Background: We developed multifactorial models for predicting incident dementia and brain pathology in the oldest old using the Vantaa 85+ cohort.
Methods: We included participants without dementia at baseline and at least 2 years of follow-up (N = 245) for dementia prediction or with autopsy data (N = 163) for pathology. A supervised machine learning method was used for model development, considering sociodemographic, cognitive, clinical, vascular, and lifestyle factors, as well as APOE genotype. Neuropathological assessments included β-amyloid, neurofibrillary tangles and neuritic plaques, cerebral amyloid angiopathy (CAA), macro- and microscopic infarcts, α-synuclein pathology, hippocampal sclerosis, and TDP-43.
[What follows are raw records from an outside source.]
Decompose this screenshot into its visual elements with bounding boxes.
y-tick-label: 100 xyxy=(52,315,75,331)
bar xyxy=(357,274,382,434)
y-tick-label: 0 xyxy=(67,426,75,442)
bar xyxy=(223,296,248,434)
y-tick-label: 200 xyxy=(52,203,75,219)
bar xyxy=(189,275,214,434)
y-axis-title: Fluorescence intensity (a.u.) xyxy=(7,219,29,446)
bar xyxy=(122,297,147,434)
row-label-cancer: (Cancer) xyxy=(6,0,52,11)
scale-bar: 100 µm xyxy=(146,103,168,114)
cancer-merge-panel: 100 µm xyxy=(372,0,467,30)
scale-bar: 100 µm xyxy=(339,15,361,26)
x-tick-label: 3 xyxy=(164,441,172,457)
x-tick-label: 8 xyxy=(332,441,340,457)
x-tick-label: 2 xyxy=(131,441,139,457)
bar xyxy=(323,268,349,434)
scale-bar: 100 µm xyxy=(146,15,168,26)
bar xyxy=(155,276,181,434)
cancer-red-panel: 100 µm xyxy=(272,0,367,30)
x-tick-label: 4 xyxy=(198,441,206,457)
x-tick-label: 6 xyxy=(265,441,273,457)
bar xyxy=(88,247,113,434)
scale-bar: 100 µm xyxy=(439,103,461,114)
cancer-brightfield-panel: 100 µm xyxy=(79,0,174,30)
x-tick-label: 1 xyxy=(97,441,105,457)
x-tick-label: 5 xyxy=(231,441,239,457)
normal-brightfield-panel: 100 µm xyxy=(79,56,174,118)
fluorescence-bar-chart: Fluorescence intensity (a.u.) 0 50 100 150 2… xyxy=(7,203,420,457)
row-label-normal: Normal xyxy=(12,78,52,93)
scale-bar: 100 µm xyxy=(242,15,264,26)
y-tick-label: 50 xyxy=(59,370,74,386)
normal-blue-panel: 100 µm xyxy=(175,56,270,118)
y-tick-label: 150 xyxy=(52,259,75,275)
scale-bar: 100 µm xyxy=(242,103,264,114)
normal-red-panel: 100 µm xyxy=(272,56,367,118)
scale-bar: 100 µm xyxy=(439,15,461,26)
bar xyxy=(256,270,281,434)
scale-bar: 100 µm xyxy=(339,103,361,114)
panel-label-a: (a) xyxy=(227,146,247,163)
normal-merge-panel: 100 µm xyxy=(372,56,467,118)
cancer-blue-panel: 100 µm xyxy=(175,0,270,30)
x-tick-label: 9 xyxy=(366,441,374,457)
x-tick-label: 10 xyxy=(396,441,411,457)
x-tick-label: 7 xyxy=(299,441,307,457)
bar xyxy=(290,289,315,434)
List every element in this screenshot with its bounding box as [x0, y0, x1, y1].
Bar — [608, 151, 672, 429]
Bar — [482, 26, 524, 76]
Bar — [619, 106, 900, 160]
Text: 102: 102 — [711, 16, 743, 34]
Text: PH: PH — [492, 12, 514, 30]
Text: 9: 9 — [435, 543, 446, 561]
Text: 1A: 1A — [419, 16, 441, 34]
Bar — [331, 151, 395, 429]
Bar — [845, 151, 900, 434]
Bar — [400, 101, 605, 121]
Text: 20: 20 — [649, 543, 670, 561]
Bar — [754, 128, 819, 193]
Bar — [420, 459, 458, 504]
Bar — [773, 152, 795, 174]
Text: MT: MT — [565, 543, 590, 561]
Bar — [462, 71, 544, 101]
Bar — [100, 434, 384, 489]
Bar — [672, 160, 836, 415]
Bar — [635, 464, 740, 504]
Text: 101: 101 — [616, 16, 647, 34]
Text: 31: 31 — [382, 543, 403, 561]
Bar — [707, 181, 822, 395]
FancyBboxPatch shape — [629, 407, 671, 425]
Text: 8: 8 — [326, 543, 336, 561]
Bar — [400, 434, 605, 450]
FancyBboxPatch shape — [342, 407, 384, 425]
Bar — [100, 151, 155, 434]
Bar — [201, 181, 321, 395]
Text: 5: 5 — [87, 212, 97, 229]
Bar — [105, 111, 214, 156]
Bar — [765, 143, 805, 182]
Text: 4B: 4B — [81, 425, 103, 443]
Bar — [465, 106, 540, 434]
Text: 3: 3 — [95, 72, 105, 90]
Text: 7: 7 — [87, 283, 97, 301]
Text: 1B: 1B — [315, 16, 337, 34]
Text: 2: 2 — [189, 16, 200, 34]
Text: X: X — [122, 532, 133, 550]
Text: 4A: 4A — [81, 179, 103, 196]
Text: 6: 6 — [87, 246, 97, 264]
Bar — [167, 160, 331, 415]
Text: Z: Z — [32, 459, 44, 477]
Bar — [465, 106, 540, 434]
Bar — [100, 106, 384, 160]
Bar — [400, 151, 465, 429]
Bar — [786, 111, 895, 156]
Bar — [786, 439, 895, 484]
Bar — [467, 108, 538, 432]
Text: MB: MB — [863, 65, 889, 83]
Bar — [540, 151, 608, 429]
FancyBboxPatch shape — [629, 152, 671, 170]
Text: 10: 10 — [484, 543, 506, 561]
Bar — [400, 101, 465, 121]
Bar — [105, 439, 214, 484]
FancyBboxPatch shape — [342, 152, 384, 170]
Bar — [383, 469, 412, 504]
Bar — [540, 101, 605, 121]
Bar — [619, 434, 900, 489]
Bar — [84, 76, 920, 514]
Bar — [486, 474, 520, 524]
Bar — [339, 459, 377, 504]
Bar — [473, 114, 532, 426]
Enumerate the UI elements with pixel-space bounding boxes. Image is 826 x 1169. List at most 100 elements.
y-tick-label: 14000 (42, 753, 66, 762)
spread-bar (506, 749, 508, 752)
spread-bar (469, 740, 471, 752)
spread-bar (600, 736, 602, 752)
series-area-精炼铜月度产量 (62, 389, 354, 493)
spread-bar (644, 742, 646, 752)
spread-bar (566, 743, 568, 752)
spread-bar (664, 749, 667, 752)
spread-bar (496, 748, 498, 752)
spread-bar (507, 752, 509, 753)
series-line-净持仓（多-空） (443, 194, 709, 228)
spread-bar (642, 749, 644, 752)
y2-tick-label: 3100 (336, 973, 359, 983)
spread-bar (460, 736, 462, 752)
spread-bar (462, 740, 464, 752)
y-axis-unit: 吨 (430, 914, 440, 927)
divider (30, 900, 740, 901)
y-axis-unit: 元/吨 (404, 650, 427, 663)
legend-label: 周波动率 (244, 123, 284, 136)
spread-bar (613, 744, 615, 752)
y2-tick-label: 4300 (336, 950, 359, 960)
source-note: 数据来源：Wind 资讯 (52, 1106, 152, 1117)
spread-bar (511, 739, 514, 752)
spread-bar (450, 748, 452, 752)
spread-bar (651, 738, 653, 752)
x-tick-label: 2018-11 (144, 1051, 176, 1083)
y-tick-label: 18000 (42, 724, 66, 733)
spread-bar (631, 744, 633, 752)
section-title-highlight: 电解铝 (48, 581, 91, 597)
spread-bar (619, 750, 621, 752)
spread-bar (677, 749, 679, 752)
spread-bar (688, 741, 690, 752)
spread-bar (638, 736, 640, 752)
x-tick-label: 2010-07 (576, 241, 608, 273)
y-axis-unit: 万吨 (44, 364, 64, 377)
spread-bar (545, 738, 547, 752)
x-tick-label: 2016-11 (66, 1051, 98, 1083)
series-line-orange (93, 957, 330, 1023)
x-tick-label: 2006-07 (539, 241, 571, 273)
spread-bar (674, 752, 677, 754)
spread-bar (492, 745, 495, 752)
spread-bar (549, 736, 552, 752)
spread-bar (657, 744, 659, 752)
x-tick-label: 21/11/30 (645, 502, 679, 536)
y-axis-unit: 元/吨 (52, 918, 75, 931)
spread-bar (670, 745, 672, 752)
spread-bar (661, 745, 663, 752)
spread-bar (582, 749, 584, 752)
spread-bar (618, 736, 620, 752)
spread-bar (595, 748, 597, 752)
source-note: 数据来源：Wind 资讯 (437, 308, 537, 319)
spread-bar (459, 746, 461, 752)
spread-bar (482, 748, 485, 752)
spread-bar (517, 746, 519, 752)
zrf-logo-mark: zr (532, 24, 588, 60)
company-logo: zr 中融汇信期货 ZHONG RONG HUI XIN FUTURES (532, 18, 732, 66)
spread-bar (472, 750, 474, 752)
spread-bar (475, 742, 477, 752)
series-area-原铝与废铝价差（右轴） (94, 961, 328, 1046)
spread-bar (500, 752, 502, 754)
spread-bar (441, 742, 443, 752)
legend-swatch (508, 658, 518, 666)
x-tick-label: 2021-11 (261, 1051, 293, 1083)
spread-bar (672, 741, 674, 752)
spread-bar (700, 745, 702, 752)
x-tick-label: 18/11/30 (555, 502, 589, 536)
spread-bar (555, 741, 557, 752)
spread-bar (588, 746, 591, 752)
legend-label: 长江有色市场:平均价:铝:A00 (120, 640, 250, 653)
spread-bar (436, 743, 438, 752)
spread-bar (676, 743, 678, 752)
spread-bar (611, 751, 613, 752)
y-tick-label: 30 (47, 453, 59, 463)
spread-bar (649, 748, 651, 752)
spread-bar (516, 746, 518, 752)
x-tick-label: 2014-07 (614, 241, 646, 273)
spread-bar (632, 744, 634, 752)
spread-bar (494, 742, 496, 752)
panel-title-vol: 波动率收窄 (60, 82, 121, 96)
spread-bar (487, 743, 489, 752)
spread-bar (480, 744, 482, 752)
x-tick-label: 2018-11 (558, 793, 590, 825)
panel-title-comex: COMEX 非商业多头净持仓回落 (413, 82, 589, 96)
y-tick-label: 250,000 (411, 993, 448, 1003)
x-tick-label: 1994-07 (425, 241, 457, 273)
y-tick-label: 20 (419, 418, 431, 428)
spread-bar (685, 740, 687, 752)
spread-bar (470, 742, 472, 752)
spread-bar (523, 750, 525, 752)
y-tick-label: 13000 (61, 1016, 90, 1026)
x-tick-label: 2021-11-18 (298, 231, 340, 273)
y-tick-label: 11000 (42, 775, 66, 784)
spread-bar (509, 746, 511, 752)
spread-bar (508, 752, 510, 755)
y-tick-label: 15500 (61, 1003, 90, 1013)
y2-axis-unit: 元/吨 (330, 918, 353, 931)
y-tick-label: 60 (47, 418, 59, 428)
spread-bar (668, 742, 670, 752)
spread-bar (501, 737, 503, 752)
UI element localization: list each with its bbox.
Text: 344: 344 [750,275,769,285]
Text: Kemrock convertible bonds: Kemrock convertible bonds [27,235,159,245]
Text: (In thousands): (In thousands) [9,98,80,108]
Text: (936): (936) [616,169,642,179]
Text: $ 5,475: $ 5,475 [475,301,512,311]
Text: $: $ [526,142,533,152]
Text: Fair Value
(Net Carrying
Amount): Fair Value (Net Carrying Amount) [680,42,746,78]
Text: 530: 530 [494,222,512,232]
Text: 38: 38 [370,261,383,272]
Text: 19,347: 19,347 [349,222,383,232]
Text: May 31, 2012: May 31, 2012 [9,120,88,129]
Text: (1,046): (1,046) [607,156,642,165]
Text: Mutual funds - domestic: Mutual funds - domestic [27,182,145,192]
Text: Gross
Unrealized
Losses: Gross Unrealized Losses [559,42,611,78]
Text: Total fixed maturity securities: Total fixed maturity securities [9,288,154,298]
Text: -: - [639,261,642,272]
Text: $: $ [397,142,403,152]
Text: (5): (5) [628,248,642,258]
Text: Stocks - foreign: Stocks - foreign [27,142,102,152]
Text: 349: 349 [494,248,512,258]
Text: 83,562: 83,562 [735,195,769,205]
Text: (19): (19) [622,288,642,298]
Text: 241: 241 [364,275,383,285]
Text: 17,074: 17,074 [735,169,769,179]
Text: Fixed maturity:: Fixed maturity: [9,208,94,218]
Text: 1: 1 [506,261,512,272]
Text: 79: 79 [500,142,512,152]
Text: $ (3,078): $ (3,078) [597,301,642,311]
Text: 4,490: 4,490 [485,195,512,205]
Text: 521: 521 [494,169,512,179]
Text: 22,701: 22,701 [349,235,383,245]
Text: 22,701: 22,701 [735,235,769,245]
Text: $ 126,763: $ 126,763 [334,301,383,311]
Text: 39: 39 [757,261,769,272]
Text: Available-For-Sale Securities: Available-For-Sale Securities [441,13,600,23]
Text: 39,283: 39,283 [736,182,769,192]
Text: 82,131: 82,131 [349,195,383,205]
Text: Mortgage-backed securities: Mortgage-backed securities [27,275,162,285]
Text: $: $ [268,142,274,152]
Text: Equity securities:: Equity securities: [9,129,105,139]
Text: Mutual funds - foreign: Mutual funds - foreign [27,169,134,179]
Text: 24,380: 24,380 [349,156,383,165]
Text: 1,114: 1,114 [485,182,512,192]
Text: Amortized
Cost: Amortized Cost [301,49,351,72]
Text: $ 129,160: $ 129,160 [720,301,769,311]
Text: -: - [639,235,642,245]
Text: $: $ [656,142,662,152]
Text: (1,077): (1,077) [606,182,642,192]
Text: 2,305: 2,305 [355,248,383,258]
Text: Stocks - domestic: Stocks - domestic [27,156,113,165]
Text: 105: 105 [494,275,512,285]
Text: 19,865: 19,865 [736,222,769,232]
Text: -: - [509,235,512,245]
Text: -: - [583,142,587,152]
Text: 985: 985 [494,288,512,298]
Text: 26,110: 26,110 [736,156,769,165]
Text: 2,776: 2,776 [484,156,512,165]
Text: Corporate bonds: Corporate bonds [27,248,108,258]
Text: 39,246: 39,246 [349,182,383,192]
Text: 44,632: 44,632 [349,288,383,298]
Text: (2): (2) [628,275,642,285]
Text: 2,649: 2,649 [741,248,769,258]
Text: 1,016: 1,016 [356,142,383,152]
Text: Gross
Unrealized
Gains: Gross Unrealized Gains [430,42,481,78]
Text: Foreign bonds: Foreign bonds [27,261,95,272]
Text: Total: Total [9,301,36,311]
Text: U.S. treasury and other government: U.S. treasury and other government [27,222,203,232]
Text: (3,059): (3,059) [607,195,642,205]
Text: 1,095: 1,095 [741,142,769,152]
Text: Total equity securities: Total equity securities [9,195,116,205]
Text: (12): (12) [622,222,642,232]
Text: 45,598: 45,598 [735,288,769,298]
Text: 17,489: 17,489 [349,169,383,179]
Results: Prediction model performance was evaluated using AUC for 10 × 10-fold cross-validation. Overall AUCs were 0.73 for dementia, 0.64-0.68 for Alzheimer's disease (AD)- or amyloid-related pathologies, 0.72 for macroinfarcts, and 0.61 for microinfarcts. Predictors for dementia were different from those in previous reports of younger populations; for example, age, sex, and vascular and lifestyle factors were not predictive. Predictors for dementia versus pathology were also different, because cognition and education predicted dementia but not AD- or amyloid-related pathologies. APOE genotype was most consistently present across all models. APOE alleles had a different impact: ε4 did not predict dementia, but it did predict all AD- or amyloid-related pathologies; ε2 predicted dementia, but it was protective against amyloid and neuropathological AD; and ε3ε3 was protective against dementia, neurofibrillary tangles, and CAA. Very few other factors were predictive of pathology.
Conclusions: Differences between predictors for dementia in younger old versus oldest old populations, as well as for dementia versus pathology, should be considered more carefully in future studies.
Keywords: Dementia; Neuropathology; Oldest old; Prediction; Supervised machine learning.